What is milonga’s etiquette? (part 1)
 The etiquette is a sum of behaviors, manners, and protocols that exist to help milonga function as an organized social event. Some of them are more serious and basic than others. Participating actively in a milonga means that you have knowledge of the main parts of the etiquette:

• Ensure personal hygiene (bathe, protect your breath, remove odors).
• Dress appropriately.
• Gentleman and lady behavior are always expected.
• If you want to dance do not spend your time talking.
• Understand the code for a polite dance invitation.
• Milongas are not for practicing nor teaching.
• Never correct your partner while dancing.
• Do not talk while dancing.
• In between songs, talking is fine but do not leave the embrace locked.
• If not dancing walk clockwise the dance floor, not through it.
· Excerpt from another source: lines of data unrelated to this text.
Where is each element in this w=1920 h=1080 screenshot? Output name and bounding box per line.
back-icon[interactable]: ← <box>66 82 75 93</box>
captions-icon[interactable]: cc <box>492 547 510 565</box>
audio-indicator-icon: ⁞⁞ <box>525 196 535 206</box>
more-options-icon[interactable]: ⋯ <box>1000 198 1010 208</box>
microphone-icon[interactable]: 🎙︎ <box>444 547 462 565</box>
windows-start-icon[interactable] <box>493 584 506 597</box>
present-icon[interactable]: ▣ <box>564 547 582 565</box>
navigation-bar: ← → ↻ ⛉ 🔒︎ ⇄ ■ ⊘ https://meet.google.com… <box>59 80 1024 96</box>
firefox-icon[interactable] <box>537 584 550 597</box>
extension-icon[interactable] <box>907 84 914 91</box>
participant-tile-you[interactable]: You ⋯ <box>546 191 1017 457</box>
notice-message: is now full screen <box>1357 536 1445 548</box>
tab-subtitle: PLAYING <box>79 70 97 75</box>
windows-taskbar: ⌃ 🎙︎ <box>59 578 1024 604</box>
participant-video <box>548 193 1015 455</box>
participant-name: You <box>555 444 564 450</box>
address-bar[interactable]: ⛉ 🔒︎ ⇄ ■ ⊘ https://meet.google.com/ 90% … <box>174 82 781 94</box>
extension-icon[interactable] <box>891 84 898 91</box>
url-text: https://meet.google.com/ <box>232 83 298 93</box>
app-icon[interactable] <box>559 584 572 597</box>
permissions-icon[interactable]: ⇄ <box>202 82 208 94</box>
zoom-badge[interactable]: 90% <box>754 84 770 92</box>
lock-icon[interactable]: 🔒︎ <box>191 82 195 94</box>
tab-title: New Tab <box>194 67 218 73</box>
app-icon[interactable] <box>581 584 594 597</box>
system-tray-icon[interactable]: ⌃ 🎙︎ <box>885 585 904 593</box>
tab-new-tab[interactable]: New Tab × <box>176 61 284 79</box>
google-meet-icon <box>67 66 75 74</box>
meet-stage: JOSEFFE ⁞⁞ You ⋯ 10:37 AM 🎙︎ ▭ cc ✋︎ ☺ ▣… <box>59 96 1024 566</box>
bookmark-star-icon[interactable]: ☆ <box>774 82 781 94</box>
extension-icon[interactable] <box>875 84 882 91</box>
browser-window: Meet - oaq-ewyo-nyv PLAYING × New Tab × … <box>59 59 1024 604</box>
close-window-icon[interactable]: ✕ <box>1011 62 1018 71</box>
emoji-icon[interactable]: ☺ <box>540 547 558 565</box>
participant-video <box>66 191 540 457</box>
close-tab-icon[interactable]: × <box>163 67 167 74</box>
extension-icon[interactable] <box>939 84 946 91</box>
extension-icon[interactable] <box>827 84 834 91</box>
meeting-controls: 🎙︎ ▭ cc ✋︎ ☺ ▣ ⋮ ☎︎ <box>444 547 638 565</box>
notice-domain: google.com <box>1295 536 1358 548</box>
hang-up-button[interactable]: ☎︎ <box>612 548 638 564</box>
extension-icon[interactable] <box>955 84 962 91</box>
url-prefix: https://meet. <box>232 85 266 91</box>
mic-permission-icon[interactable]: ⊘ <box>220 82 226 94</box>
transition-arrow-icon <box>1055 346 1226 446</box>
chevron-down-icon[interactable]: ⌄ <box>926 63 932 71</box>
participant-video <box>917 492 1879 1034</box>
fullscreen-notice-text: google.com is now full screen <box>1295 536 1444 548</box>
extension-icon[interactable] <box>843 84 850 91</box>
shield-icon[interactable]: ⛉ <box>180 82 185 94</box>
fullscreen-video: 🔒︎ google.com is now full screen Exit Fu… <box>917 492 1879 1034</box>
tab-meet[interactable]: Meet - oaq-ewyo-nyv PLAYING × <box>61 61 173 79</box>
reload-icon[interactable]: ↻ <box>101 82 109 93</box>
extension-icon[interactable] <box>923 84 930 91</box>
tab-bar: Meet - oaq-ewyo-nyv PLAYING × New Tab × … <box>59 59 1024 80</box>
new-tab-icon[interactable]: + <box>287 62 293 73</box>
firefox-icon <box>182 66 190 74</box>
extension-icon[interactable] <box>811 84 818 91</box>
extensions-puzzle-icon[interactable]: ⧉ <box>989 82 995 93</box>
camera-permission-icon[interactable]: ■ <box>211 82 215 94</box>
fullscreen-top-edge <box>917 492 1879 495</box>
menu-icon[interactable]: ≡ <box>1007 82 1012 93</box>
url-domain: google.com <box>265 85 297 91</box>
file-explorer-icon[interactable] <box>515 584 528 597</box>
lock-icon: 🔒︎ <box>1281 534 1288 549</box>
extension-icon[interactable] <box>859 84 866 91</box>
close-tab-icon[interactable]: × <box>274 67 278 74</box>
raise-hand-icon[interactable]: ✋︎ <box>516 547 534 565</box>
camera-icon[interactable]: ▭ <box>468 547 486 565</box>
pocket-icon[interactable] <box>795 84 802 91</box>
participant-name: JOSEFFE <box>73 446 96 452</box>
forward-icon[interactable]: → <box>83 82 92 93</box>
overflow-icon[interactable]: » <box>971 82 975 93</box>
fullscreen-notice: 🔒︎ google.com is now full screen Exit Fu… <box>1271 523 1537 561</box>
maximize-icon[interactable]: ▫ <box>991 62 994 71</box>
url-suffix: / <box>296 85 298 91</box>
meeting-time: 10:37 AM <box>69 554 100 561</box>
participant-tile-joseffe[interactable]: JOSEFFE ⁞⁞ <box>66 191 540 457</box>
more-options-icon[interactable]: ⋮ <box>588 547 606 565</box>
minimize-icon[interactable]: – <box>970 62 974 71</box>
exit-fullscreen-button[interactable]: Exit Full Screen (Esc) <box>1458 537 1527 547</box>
What is milonga’s etiquette? (part 2)
 • Respect the ronda.
• Do apologize if there is a collision with another couple; even if it was not in your fault.
• Never stop dancing during a song.
• If you are sweaty take breaks to keep from overheating; or consider bringing a change of clothes.
• Generally dance the entire tanda, unless the skills are widely varying.
• At the end of a tanda, when you finish dancing, say Thank you.
• If you do not wish to dance further, thank your partner. Thank you, signals an intention to end the dance and the tanda.
• When you finish dancing, leave the floor quickly assuring those on it are given their space.
• The gentleman must escort the lady on and off the floor.
• When entering the dance floor, dancers have a right of way.
• Respect your partner’s body-language regarding the kind and use of the embrace.